The pace and energy of the market is possibly even greater than the ongoing public narrative. The volume of real estate sales is way beyond anything ever seen in Malibu. Two billion dollars this year in volume for just single family homes in the 90265 zip code is virtually certain to happen, and possibly 300 sales, which would be a benchmark not seen since 2004. The pace is absolutely frenetic.
It’s not just that 25 homes per month are closing escrow (202 total through August), but the prices are breathtaking, all while inventory remains at near record slim levels. There have been 11 sales already at the $20 million mark; the 2017 record of 12 will soon be topped. Sales of $29 million, $51 million, even $87 million just don’t seem that unusual anymore. It has added up to over $1.5 billion in total sales volume so far this year, which will soon pass last year’s record of $1.685 billion. Even more so, the vast majority of activity last year was after June; thus, Malibu has seen nearly $3 billion in sales in about 14 months. It was just in 2013 that $1 billion first occurred for an entire calendar year. Ten years ago, the volume was $563 million.
Malibu’s incomparable real estate history is highlighted by years such as this—2021 joins the hall of fame with such years as:
—1989 (30 percent price increase)
—1999 (the median went from about $800,000 to $1.1 million)
—2000 (an unbelievable record of 353 home sales)
—2002 (a 22 percent increase in prices among 315 sales)
—2004 (among 300-plus sales, a median increase from $1,675,000 to $2.2 million)
Years such as this create a whole new reality.
Fifty-nine beach and bluff sales have transpired—meaning 2021 may surpass the record of 88 beach deals, set in 2000. Forget about climate change and rising seas, beach homes are being devoured by buyers, not waves. Over $800 million in volume has already closed escrow on the beach, an average per sale of nearly $14 million, incredibly. The median of those 59 sales is at $11.05 million—by far, the highest ever.

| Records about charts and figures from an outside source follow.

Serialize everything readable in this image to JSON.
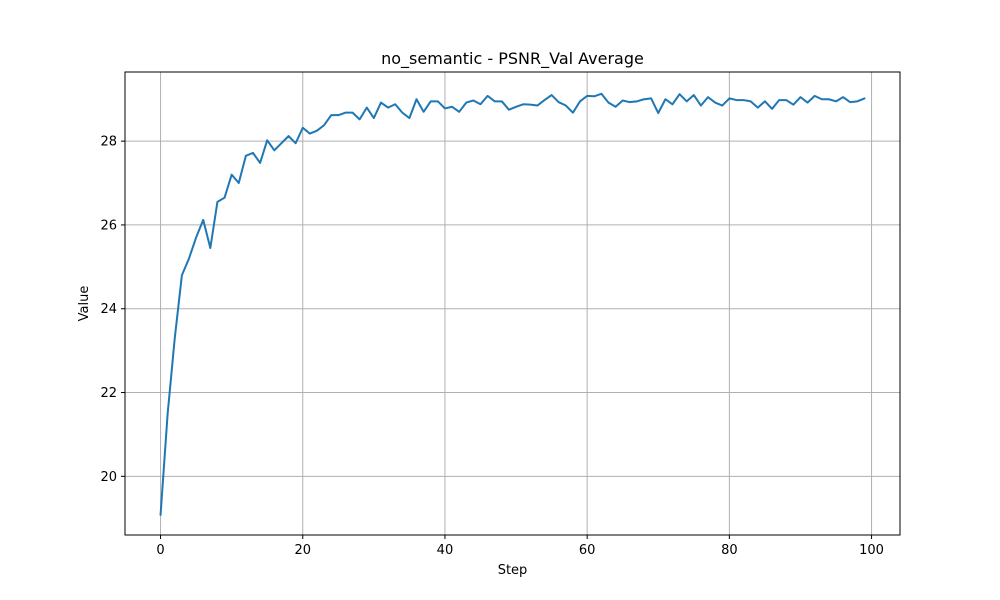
{
  "chart_data": {
    "type": "line",
    "title": "no_semantic - PSNR_Val Average",
    "xlabel": "Step",
    "ylabel": "Value",
    "xlim": [
      -5,
      104
    ],
    "ylim": [
      18.6,
      29.65
    ],
    "xticks": [
      0,
      20,
      40,
      60,
      80,
      100
    ],
    "yticks": [
      20,
      22,
      24,
      26,
      28
    ],
    "grid": true,
    "line_color": "#1f77b4",
    "series": [
      {
        "x": [
          0,
          1,
          2,
          3,
          4,
          5,
          6,
          7,
          8,
          9,
          10,
          11,
          12,
          13,
          14,
          15,
          16,
          17,
          18,
          19,
          20,
          21,
          22,
          23,
          24,
          25,
          26,
          27,
          28,
          29,
          30,
          31,
          32,
          33,
          34,
          35,
          36,
          37,
          38,
          39,
          40,
          41,
          42,
          43,
          44,
          45,
          46,
          47,
          48,
          49,
          50,
          51,
          52,
          53,
          54,
          55,
          56,
          57,
          58,
          59,
          60,
          61,
          62,
          63,
          64,
          65,
          66,
          67,
          68,
          69,
          70,
          71,
          72,
          73,
          74,
          75,
          76,
          77,
          78,
          79,
          80,
          81,
          82,
          83,
          84,
          85,
          86,
          87,
          88,
          89,
          90,
          91,
          92,
          93,
          94,
          95,
          96,
          97,
          98,
          99
        ],
        "values": [
          19.08,
          21.5,
          23.3,
          24.8,
          25.2,
          25.7,
          26.12,
          25.45,
          26.55,
          26.65,
          27.2,
          27.0,
          27.65,
          27.72,
          27.48,
          28.02,
          27.78,
          27.95,
          28.12,
          27.95,
          28.32,
          28.18,
          28.25,
          28.38,
          28.62,
          28.62,
          28.68,
          28.68,
          28.52,
          28.8,
          28.55,
          28.92,
          28.8,
          28.88,
          28.68,
          28.55,
          29.0,
          28.7,
          28.95,
          28.95,
          28.78,
          28.82,
          28.7,
          28.92,
          28.97,
          28.88,
          29.08,
          28.95,
          28.95,
          28.75,
          28.82,
          28.88,
          28.87,
          28.85,
          28.98,
          29.1,
          28.93,
          28.85,
          28.68,
          28.95,
          29.08,
          29.07,
          29.13,
          28.92,
          28.82,
          28.97,
          28.93,
          28.95,
          29.0,
          29.02,
          28.67,
          29.0,
          28.88,
          29.12,
          28.95,
          29.1,
          28.85,
          29.05,
          28.92,
          28.85,
          29.02,
          28.98,
          28.98,
          28.95,
          28.8,
          28.95,
          28.77,
          28.98,
          28.98,
          28.87,
          29.05,
          28.92,
          29.08,
          29.0,
          29.0,
          28.95,
          29.05,
          28.93,
          28.95,
          29.02
        ]
      }
    ]
  }
}
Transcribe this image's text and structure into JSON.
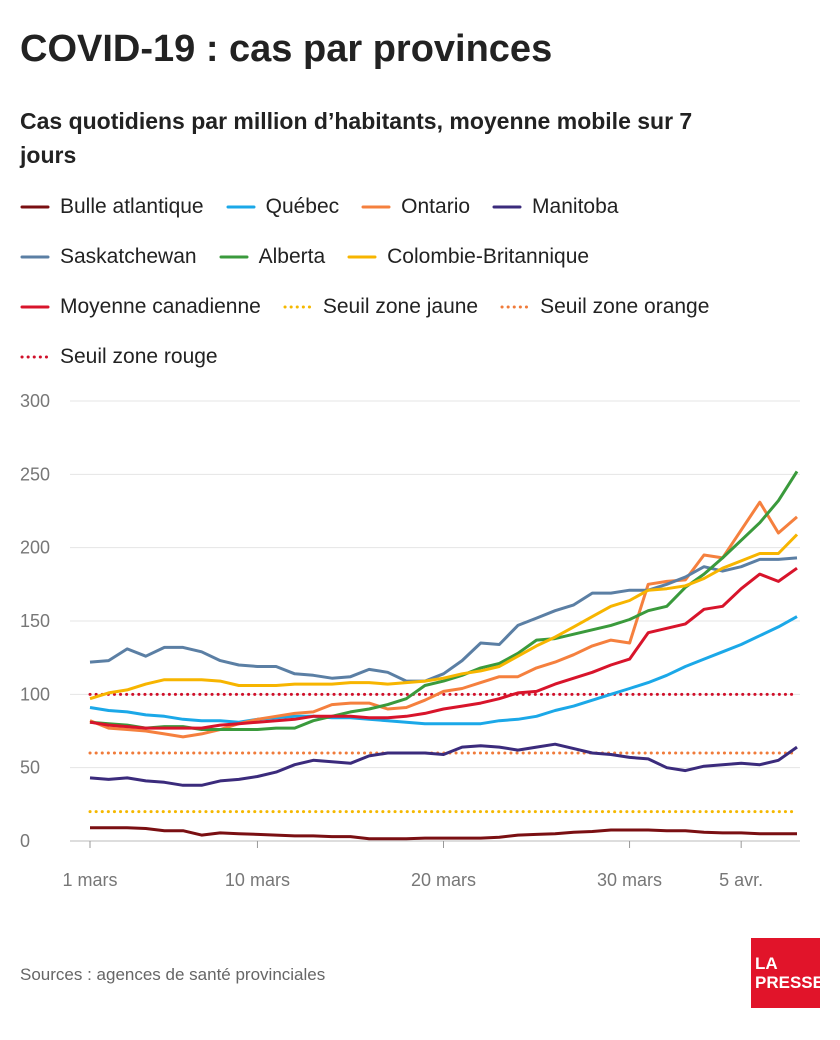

These statistics include all sales reported in the local multiple listing service and, for about 10 percent of transactions in Malibu, sales discovered in searches of title records, so-called “quiet” or “pocket” deals. Properties only in the 90265 zip code are examined.
Every generation passes an enormous amount of wealth to the next, which then adds its own efforts to the surplus of prosperity. Every once in a while, the market forges fast ahead to align with this reality, and prices of real estate explode. Since July of last year, the latest display of this phenomenon has been visible. The surplus of cash, threats of inflation, pent-up lifestyle changes now released among a restless population and remaining low interest rates are some of the reasons for this current craze.
Furthermore, Malibu still suffers from the 2018 Woolsey Fire having eliminated 17 percent of the homes available to live in (about 700 lost). Only about 50 have been built back. That has only weighted the supply/demand forces more heavily favoring greater demand against less supply. Recent government population reports of fewer people in Malibu only mean that those still living here or moving in snag a slightly bigger portion of the real estate pie.
The very lowest price of a house sale this year has been over $1.2 million. That has been the floor. It’s possible some properties are still worth less than a million, and could sell accordingly; they just haven’t.
Last year, the median price of a house that sold on the “land side” (with no direct access to the beach) was $3.2 million. This year, it is up to more than $3.7 million. The 143 land side sales through August were at an average of $5 million (for about $711 million volume over eight months). Last year it was almost $4.4 million. Prices are clearly going up in every facet of the market and it’s just a question of how much—and how much longer.
Rick Wallace of Keller Williams Realty has been a Realtor in Malibu for 33 years and has contributed real estate columns to the community for 27 years.